LES EVALUTATION OF NON-LINEAR EFFECTS ON THE DYNAMIC FLAME RESPONSE IN A REAL GAS TURBINE COMBUSTION CHAMBER

Large Eddy Simulations (LES) of a lean swirl-stabilized gas turbine burner are used to analyze the non-linear response of the flame in a real gas turbine engine. For this study, two LES of the same geometry are performed: one where the inlet is acoustically modulated with a low perturbation amplitude in order to obtain a linear response, and one where a high amplitude forcing is applied. The high amplitude forced LES reveals that the averaged mean flame shape changes significantly compared to the linearly forced LES. During the oscillation cycle the flame undergoes strong variations in shape, with a typical mushroom shape roll-up.

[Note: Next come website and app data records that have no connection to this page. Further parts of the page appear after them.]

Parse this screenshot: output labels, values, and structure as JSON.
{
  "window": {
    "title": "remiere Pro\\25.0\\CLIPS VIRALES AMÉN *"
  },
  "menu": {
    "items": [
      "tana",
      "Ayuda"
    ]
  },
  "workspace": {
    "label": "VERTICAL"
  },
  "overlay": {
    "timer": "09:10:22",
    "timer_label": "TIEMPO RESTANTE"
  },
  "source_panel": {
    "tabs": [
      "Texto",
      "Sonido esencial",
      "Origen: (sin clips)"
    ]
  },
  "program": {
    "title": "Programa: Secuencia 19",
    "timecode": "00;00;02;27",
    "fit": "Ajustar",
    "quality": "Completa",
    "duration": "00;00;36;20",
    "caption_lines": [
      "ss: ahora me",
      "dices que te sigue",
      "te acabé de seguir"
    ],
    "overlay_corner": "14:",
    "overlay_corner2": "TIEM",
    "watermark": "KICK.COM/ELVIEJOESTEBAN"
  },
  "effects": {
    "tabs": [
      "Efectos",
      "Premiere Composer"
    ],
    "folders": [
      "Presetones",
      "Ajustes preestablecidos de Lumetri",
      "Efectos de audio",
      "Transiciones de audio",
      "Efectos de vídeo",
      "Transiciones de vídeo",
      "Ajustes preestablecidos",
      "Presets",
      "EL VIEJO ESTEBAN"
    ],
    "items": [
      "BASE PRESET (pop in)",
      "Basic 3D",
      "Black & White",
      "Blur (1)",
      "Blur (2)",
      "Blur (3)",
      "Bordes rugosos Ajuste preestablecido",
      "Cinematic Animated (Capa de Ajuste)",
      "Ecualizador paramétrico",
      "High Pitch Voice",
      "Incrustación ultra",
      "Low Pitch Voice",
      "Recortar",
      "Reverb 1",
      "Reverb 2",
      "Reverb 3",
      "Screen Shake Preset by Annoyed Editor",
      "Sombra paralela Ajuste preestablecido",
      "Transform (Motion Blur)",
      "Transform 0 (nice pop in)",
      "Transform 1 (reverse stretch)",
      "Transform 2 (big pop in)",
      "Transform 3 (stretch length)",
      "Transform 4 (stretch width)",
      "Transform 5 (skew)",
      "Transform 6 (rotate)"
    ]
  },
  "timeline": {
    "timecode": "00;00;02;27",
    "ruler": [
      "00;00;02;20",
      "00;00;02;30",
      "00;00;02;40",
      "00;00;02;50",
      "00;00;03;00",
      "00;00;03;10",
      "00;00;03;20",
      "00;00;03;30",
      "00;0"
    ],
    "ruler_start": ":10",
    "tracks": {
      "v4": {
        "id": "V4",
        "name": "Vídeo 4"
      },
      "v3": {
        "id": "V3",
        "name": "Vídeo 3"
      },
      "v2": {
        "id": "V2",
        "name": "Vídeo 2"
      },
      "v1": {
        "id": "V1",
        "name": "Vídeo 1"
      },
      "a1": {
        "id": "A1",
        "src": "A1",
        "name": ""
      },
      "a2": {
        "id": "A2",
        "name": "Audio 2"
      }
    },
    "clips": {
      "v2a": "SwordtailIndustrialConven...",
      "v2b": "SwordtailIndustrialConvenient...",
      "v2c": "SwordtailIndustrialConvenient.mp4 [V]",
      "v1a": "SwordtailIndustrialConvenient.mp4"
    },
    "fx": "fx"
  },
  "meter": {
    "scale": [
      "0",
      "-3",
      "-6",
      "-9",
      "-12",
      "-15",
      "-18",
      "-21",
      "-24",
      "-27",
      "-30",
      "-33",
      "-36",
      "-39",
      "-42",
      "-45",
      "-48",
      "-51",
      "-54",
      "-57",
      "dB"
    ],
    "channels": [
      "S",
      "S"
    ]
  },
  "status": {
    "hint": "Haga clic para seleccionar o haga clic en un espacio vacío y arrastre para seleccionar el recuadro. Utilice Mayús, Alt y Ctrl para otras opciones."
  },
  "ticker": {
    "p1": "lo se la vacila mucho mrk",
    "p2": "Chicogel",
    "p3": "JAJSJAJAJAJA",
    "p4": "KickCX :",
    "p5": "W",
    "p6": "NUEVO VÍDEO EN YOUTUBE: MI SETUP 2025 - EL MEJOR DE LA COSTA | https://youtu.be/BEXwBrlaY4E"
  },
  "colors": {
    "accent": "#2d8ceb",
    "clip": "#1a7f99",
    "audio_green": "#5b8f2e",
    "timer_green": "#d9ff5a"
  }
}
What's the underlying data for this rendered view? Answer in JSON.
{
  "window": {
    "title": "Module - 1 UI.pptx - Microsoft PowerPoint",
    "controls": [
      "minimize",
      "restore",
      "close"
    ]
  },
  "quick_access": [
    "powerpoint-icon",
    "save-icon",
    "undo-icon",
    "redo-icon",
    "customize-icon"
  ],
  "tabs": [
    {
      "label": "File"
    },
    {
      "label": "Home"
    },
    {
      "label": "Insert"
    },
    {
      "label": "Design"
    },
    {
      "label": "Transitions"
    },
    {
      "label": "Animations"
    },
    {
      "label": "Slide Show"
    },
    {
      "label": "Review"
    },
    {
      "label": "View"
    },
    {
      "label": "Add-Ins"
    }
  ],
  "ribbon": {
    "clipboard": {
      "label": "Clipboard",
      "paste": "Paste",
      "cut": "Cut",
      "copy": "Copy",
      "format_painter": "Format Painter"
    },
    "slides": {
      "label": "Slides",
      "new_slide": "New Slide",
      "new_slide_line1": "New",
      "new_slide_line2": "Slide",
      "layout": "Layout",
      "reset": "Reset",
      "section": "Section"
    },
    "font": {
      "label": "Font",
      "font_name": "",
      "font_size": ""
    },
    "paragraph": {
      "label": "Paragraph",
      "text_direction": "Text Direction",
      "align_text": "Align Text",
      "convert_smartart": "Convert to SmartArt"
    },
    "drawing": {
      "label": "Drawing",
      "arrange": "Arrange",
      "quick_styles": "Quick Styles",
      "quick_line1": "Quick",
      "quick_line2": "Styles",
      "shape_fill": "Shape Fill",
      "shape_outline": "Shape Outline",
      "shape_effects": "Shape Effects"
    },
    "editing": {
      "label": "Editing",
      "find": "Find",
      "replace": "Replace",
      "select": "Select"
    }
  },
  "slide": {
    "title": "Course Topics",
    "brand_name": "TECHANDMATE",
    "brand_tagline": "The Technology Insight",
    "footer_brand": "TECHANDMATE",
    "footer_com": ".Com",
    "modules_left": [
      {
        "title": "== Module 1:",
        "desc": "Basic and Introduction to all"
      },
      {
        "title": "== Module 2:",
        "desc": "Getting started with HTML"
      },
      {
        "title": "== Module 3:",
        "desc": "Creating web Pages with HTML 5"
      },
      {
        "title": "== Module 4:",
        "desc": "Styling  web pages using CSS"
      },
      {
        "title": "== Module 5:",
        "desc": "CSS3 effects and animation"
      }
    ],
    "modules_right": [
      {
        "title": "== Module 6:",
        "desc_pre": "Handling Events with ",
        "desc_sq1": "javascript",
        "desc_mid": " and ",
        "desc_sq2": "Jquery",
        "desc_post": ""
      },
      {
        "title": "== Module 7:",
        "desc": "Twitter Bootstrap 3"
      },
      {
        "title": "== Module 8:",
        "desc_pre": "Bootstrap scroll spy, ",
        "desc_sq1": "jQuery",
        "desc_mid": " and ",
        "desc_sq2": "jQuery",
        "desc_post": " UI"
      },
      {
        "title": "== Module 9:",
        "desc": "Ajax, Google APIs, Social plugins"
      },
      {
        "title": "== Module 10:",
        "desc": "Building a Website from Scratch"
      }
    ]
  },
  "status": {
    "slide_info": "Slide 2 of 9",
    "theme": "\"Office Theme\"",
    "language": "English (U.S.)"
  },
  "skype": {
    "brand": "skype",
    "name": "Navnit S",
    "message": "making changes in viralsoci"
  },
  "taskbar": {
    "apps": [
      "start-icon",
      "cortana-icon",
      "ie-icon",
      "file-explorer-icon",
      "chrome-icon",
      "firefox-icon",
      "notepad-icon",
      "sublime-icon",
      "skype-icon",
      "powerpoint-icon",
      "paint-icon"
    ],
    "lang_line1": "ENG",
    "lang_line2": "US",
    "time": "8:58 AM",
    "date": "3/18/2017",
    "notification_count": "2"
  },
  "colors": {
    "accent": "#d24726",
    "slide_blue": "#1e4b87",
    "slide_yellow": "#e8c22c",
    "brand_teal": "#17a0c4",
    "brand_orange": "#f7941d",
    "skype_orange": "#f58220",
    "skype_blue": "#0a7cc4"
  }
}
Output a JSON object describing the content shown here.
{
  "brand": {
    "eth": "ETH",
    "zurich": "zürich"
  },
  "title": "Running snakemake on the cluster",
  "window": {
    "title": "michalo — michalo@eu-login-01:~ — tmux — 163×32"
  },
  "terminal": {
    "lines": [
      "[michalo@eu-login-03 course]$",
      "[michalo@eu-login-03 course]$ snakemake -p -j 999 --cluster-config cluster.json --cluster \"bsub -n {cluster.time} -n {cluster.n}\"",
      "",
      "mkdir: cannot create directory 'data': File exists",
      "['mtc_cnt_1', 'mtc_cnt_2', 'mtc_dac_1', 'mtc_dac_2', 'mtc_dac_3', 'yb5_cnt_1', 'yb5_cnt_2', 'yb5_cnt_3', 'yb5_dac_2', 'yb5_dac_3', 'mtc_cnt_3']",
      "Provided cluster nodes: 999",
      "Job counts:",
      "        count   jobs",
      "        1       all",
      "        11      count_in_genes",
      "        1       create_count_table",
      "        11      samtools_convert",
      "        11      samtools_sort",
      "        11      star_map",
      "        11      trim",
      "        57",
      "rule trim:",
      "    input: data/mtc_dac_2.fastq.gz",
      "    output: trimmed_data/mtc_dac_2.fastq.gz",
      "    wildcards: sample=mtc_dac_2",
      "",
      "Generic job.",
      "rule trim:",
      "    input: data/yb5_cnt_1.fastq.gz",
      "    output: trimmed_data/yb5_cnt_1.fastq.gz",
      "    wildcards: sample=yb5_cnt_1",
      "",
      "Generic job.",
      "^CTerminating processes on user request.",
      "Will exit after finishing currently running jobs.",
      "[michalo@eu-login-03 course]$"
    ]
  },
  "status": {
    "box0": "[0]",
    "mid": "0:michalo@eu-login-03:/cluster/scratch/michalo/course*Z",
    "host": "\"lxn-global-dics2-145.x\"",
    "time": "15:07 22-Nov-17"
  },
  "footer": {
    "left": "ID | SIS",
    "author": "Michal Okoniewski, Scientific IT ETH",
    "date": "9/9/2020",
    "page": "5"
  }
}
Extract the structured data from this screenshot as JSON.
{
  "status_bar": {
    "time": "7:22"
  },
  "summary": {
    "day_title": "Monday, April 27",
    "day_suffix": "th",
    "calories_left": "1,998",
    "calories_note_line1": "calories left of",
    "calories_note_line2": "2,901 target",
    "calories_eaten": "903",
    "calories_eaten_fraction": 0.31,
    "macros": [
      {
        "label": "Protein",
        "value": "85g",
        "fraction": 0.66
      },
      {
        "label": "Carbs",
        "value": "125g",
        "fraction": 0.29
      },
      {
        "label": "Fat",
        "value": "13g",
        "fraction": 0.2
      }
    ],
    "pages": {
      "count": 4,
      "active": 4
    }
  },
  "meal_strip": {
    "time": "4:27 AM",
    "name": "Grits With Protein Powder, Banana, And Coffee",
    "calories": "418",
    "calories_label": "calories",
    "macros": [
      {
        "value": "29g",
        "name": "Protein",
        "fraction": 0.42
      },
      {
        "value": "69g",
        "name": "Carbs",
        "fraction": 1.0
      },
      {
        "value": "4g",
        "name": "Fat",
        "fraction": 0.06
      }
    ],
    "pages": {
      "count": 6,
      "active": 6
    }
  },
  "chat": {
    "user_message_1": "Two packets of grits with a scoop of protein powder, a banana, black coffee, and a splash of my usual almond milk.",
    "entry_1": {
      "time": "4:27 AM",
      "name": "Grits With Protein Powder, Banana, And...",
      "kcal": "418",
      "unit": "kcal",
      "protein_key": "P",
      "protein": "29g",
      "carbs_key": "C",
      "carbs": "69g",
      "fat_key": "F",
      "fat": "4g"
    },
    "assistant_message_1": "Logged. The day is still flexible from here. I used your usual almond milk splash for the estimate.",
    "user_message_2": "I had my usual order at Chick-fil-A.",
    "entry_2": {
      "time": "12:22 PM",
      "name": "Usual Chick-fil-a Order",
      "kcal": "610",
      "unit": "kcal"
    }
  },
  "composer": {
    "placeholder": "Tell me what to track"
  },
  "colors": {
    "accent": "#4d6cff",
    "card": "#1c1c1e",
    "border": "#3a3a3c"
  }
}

Based on these predictions, the measured global flame response shows that a high forcing amplitude does not only lead to a change in the amplitude response but also changes its delay quite significantly. Although different, the global gain remains quite similar between the linear and non-linear case. However, local variations of this index clearly point to the non compactness of these flames. This also means that high local gain values have opposite effects in regions where the local time delay changes rapidly. One mechanism by which the two configurations differ is revealed by studying PDF of equivalence ratio. In the non-linear case significantly stronger equivalence ratio perturbations act on the flame.